Mweta was on his feet behind the company director's desk, leaning forward on his palms. There was always the second, on first entering his presence, like the pang of remembering the first sight of someone with whom one long ago fell in love. He came round with that smile—a toothpaste—advertisement smile, really, in the associations of Europe, but in Africa the smile of a boy come upon on the road somewhere, biting into sugar—cane—and took Bray's hands in his elegant dark ones. A kind of current of euphoria went through the two men. “If you'd said to me, who'd you like to be there when you get home, James would have been the answer. Oh but it's tiring, eh, James?—years ago, you didn't tell me, you didn't warn about that. From the moment the plane arrived, three, four meetings a day—and the lunches, and the cocktail parties, the dinners— And twice it happened there was something special to discuss before a conference—the only time was before breakfast or after midnight.”

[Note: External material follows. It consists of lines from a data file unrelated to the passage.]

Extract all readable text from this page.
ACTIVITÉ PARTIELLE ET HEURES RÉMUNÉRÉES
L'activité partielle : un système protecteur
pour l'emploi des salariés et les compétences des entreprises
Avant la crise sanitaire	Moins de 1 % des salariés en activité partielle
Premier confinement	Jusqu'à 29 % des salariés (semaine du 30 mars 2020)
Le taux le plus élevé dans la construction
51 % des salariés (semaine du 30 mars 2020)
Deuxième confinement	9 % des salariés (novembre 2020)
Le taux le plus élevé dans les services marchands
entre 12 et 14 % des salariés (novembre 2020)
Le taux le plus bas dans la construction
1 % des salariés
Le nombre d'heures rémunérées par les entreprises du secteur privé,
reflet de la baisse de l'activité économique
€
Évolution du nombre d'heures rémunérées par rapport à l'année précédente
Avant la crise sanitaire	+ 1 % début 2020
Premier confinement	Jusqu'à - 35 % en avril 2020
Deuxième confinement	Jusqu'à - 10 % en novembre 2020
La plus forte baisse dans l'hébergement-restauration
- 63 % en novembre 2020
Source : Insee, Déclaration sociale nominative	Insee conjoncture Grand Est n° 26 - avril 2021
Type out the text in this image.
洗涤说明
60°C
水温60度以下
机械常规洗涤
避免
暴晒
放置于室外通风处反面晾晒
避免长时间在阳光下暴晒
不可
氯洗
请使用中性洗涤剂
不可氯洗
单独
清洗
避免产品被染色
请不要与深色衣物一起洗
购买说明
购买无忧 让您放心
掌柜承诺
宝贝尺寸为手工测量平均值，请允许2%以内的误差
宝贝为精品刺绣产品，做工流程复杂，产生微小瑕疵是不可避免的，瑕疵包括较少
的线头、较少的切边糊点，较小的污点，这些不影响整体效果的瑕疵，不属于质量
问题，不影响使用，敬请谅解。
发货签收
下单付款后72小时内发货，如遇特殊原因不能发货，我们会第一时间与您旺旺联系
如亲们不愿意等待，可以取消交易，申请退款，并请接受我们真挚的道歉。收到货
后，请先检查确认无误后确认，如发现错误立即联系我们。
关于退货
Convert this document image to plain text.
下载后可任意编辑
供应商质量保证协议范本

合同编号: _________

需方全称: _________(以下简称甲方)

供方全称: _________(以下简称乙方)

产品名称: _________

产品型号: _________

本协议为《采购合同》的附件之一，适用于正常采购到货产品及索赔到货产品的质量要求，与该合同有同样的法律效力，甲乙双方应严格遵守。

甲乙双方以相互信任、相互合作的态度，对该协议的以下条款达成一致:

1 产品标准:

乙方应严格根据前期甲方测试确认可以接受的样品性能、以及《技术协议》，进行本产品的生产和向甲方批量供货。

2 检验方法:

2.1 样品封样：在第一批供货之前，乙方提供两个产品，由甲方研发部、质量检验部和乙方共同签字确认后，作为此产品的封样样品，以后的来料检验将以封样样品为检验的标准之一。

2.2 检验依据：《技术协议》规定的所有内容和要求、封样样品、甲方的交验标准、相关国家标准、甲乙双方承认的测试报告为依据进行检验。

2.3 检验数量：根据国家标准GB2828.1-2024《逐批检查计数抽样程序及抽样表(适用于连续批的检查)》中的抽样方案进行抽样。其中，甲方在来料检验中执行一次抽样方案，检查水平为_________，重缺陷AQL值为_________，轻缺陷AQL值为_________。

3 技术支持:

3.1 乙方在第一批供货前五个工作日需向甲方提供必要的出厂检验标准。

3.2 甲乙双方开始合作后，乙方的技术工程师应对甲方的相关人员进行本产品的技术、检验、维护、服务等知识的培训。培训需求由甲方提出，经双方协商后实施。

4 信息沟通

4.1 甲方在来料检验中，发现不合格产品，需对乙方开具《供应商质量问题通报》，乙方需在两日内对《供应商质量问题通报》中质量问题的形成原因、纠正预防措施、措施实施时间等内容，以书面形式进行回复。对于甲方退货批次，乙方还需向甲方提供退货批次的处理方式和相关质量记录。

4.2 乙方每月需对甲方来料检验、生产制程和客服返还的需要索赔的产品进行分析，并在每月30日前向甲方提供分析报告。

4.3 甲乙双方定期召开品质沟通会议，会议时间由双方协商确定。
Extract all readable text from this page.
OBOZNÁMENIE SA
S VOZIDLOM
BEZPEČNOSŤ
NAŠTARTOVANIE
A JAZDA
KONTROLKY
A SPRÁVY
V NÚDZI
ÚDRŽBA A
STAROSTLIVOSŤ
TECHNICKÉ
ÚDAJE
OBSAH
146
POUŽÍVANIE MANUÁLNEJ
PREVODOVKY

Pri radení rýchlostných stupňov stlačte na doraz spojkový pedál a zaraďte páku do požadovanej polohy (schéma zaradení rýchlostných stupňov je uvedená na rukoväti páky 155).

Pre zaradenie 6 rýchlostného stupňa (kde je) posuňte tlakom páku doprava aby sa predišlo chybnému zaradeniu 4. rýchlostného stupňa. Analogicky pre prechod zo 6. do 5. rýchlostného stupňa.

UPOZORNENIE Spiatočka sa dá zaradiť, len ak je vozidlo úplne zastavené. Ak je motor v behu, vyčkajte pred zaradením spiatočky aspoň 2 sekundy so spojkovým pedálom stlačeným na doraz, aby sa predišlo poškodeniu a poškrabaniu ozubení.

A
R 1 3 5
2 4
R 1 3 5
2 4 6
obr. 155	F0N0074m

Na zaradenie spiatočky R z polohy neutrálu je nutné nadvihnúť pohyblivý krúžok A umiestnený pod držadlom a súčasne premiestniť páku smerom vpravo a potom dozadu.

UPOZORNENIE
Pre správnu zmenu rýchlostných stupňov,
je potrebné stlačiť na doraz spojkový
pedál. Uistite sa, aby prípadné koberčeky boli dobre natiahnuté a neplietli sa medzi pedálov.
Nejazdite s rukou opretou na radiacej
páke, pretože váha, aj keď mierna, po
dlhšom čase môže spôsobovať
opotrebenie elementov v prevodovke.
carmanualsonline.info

“Well, you've always had the stuff it takes. All those miles on the bicycle; that was the right preparation.”

“Anyway, we got what we wanted. And this is one of the times when a tied loan is an advantage, eh, all the equipment and materials and skilled manpower comes from the financing countries. They're paying and their men'll see to it that the job is done. No throwing up your hands over this delay and that. No defaulting contractors to blame, while we pay. D'you know we'll get six thousand kilowatt hours a year, when it's fully operative. We could sell to the Congo, Malawi—Zambia, even—who knows, it's possible they'll get out of Kariba. Our lake scheme in the North was just one of those dreams, you know, nice dreams we had before Independence. It's not a proposition, compared with this. The main thing is money—it's exactly twice as hard to get money for a scheme that benefits a single state as it is to get the same money to benefit two. And you've got to try for it alone. I can tell you, James, it's all the difference in the world, it's the difference between going as a beggar and going as statesmen. That's one thing I've learnt.”